Monday, January 12, 2009

Our English Syllabus

Let me start off by saying that I have a lot to say about this, so I apologize for the length.

I have always hated math. I've never been very good at it. I went through all if my education asking the question, "Why would I ever need to learn this? When am I ever going to use the quadratic formula?" To me it was belligerently pointless. My sophomore year of high school, my geometry teacher told me this, "You really don't need to know any of this stuff to be successful." So I ask him, "Then why take it?" He stared at me for a little while, almost confused. After a few seconds pause he replies, "Well to teach you how to learn of course."

At the time, I had no idea what he was talking about. I was more excited my math teacher admitted to the formulas being useless unless I'm going to be anything that deals directly with solving the area of an octagon.

I was not the most studious student through out high school. In middle school I had such a hard time worrying about grades and all the pressures my teachers and society were laying on me that by the time I reached high school I became apathetic. It was terrible at the time, but now that I look back I would have it no other way. I began to learn on my own terms. If something intrigued me, I looked into it. I eventually began to become a student, but not because I wanted better grades, but because I was beginning to see how math was teaching me how to learn.

I chose Calvin College because it is a liberal arts college. Let me pause here and insert one complaint I have about Calvin college: If I were to have it my way, I would inherit a multi-million dollar franchise and be set financially for life, but continue to go to Calvin College until there were no more degrees or fields of study left for me to explore. I understand the importance of a liberal arts degree (I'll go into this later), but it is becoming increasingly difficult to learn for the sake of learning. I have to pay $26,000 a year - give or take $2,000 - just to learn. This is a huge problem. I go into debt as soon as I walk of campus as an alumni. This forces me to become specialized and focus on a specific job so that I can pay off the loan I had to borrow so that I could learn for the sake of learning! It's very frustrating. Anyways, back on topic.

I chose Calvin college because it is a liberal arts college. Like any other senior in high school I wrestled with where I wanted to go and what I wanted to be when I was older. I spent many nights restless, pondering and probing all the advice given to me to help me decide on where to go. There was one specific night where my geometry teacher entered my mind, "To teach you how to learn of course." I began to think about God and the universe he had created and how it follows a certain set of rules.
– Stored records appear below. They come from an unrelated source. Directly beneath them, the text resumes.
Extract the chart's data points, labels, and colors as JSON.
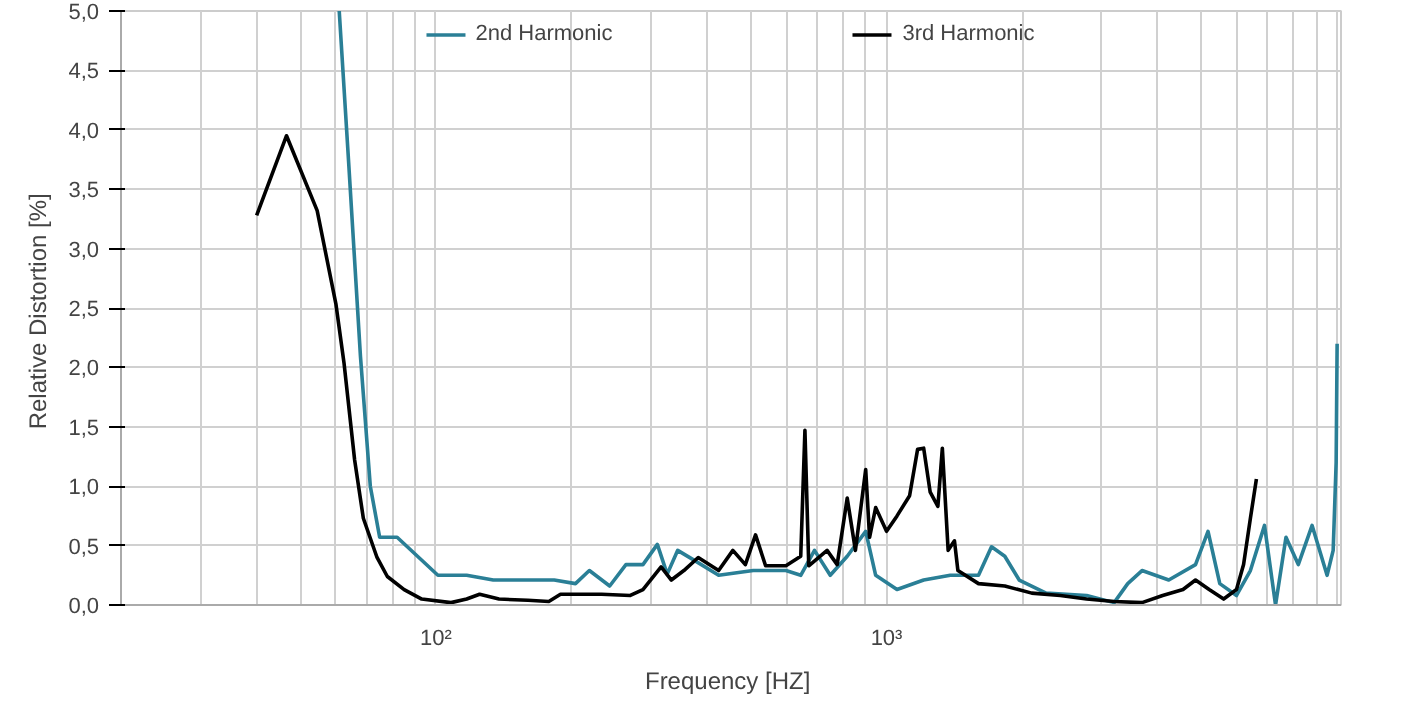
{
  "chart_data": {
    "type": "line",
    "xlabel": "Frequency  [HZ]",
    "ylabel": "Relative Distortion  [%]",
    "log": "x",
    "grid": true,
    "legend": "top",
    "line_style": "solid",
    "marker": "none",
    "xlim": [
      20,
      10200
    ],
    "ylim": [
      0,
      5
    ],
    "xticks": [
      {
        "value": 20,
        "label": null
      },
      {
        "value": 30,
        "label": null
      },
      {
        "value": 40,
        "label": null
      },
      {
        "value": 50,
        "label": null
      },
      {
        "value": 60,
        "label": null
      },
      {
        "value": 70,
        "label": null
      },
      {
        "value": 80,
        "label": null
      },
      {
        "value": 90,
        "label": null
      },
      {
        "value": 100,
        "label": "10²"
      },
      {
        "value": 200,
        "label": null
      },
      {
        "value": 300,
        "label": null
      },
      {
        "value": 400,
        "label": null
      },
      {
        "value": 500,
        "label": null
      },
      {
        "value": 600,
        "label": null
      },
      {
        "value": 700,
        "label": null
      },
      {
        "value": 800,
        "label": null
      },
      {
        "value": 900,
        "label": null
      },
      {
        "value": 1000,
        "label": "10³"
      },
      {
        "value": 2000,
        "label": null
      },
      {
        "value": 3000,
        "label": null
      },
      {
        "value": 4000,
        "label": null
      },
      {
        "value": 5000,
        "label": null
      },
      {
        "value": 6000,
        "label": null
      },
      {
        "value": 7000,
        "label": null
      },
      {
        "value": 8000,
        "label": null
      },
      {
        "value": 9000,
        "label": null
      },
      {
        "value": 10000,
        "label": null
      }
    ],
    "yticks": [
      {
        "value": 0,
        "label": "0,0"
      },
      {
        "value": 0.5,
        "label": "0,5"
      },
      {
        "value": 1,
        "label": "1,0"
      },
      {
        "value": 1.5,
        "label": "1,5"
      },
      {
        "value": 2,
        "label": "2,0"
      },
      {
        "value": 2.5,
        "label": "2,5"
      },
      {
        "value": 3,
        "label": "3,0"
      },
      {
        "value": 3.5,
        "label": "3,5"
      },
      {
        "value": 4,
        "label": "4,0"
      },
      {
        "value": 4.5,
        "label": "4,5"
      },
      {
        "value": 5,
        "label": "5,0"
      }
    ],
    "series": [
      {
        "name": "2nd Harmonic",
        "color": "#2a7f96",
        "x": [
          61,
          64,
          68,
          71.5,
          75,
          82,
          91,
          101,
          117,
          134,
          165,
          183,
          204,
          219,
          243,
          264,
          288,
          310,
          326,
          344,
          373,
          424,
          506,
          598,
          645,
          692,
          750,
          818,
          899,
          946,
          1055,
          1209,
          1385,
          1600,
          1710,
          1830,
          1970,
          2260,
          2780,
          3200,
          3430,
          3690,
          4230,
          4850,
          5170,
          5490,
          5980,
          6420,
          6900,
          7300,
          7700,
          8200,
          8800,
          9500,
          9800,
          9950,
          10000
        ],
        "values": [
          5.0,
          3.73,
          2.09,
          1.0,
          0.57,
          0.57,
          0.41,
          0.25,
          0.25,
          0.21,
          0.21,
          0.21,
          0.18,
          0.29,
          0.16,
          0.34,
          0.34,
          0.51,
          0.26,
          0.46,
          0.38,
          0.25,
          0.29,
          0.29,
          0.25,
          0.46,
          0.25,
          0.41,
          0.62,
          0.25,
          0.13,
          0.21,
          0.25,
          0.25,
          0.49,
          0.41,
          0.21,
          0.1,
          0.08,
          0.02,
          0.18,
          0.29,
          0.21,
          0.34,
          0.62,
          0.18,
          0.08,
          0.29,
          0.67,
          0.0,
          0.57,
          0.34,
          0.67,
          0.25,
          0.46,
          1.2,
          2.2
        ]
      },
      {
        "name": "3rd Harmonic",
        "color": "#000000",
        "x": [
          40,
          46.6,
          54.5,
          60,
          62.5,
          66,
          69,
          74,
          78,
          85,
          93,
          108,
          117,
          125,
          138,
          160,
          178,
          189,
          233,
          270,
          288,
          316,
          333,
          355,
          382,
          424,
          456,
          486,
          512,
          539,
          598,
          645,
          659,
          672,
          738,
          777,
          818,
          853,
          899,
          917,
          946,
          1000,
          1055,
          1125,
          1172,
          1209,
          1250,
          1300,
          1330,
          1370,
          1415,
          1440,
          1600,
          1830,
          2100,
          2430,
          2780,
          3200,
          3690,
          4100,
          4550,
          4850,
          5200,
          5600,
          5980,
          6200,
          6420,
          6620
        ],
        "values": [
          3.28,
          3.95,
          3.32,
          2.53,
          2.04,
          1.22,
          0.73,
          0.4,
          0.24,
          0.13,
          0.05,
          0.02,
          0.05,
          0.09,
          0.05,
          0.04,
          0.03,
          0.09,
          0.09,
          0.08,
          0.13,
          0.32,
          0.21,
          0.29,
          0.4,
          0.29,
          0.46,
          0.34,
          0.59,
          0.33,
          0.33,
          0.41,
          1.47,
          0.33,
          0.46,
          0.34,
          0.9,
          0.46,
          1.14,
          0.57,
          0.82,
          0.62,
          0.75,
          0.92,
          1.31,
          1.32,
          0.95,
          0.83,
          1.32,
          0.46,
          0.54,
          0.29,
          0.18,
          0.16,
          0.1,
          0.08,
          0.05,
          0.03,
          0.02,
          0.08,
          0.13,
          0.21,
          0.13,
          0.05,
          0.13,
          0.34,
          0.73,
          1.06
        ]
      }
    ]
  }
}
Let me explain.

Every time I jump, I come back down. There has never been an incident where someone took a leap and never made it back down (unless they got caught in a tree but I think the point is clear).
Math is just apart of the universe as gravity. It's not a human conception. It's part of the equation God has used to define the universe. Once this is understood - that everything operates on specific principles - it is easy to see the importance of math. Everything that happens can be related in some way to a math equation. C.S. Lewis goes over this in Mere Christianity in a much more simple and articulate manner. He starts off the book by pointing out this moral code that the universe follows.

So, by taking all of these classes whether we like them or not, we are able to see kernels of truth scattered across all sorts of academia such as math, science, history, physics, philosophy...etc. We are not taking these courses because we think that some day down the line our job might require some sort of biology, but because once we have seen every perspective of the universe we are able to bridge and connect fundamental truths about God's world. One could almost say God is found in math.
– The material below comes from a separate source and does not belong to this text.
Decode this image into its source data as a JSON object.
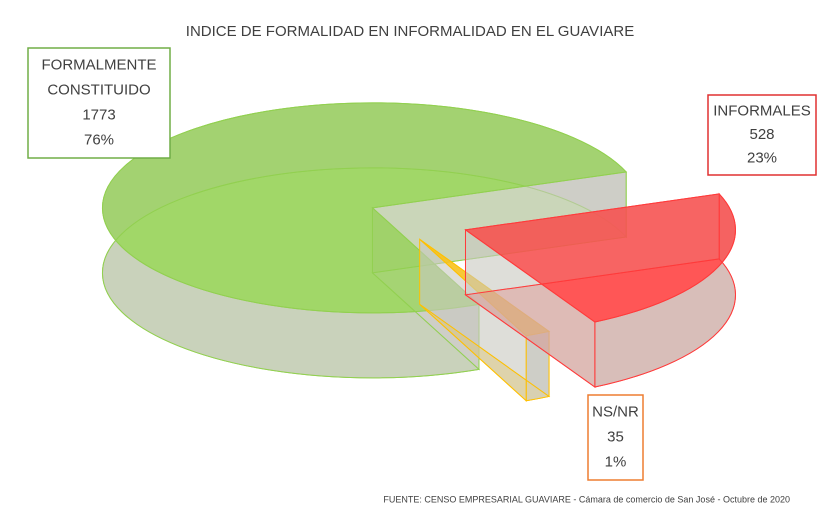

Another peeve I hold against education is grades. There was an experiment in psychology where a group of kids were told they would be rewarded if they colored with these markers. So they colored and they were rewarded. They were then left in the room with more markers and paper but they did not color. Meanwhile, in another room, a group of kids were promised no rewards but were just told to play. They also had markers and paper, so they colored. My point here is that when we are held to a standard where our play becomes work (or our need for learning becomes apart of the monotonous routine of society) we no longer desire it. I can of course see the need for grades, for without them there would be chaos and no way to assure that the school's mission is upheld. But a thought I don't think we should so easily push aside. Perhaps school has some reforming of it's own left to do.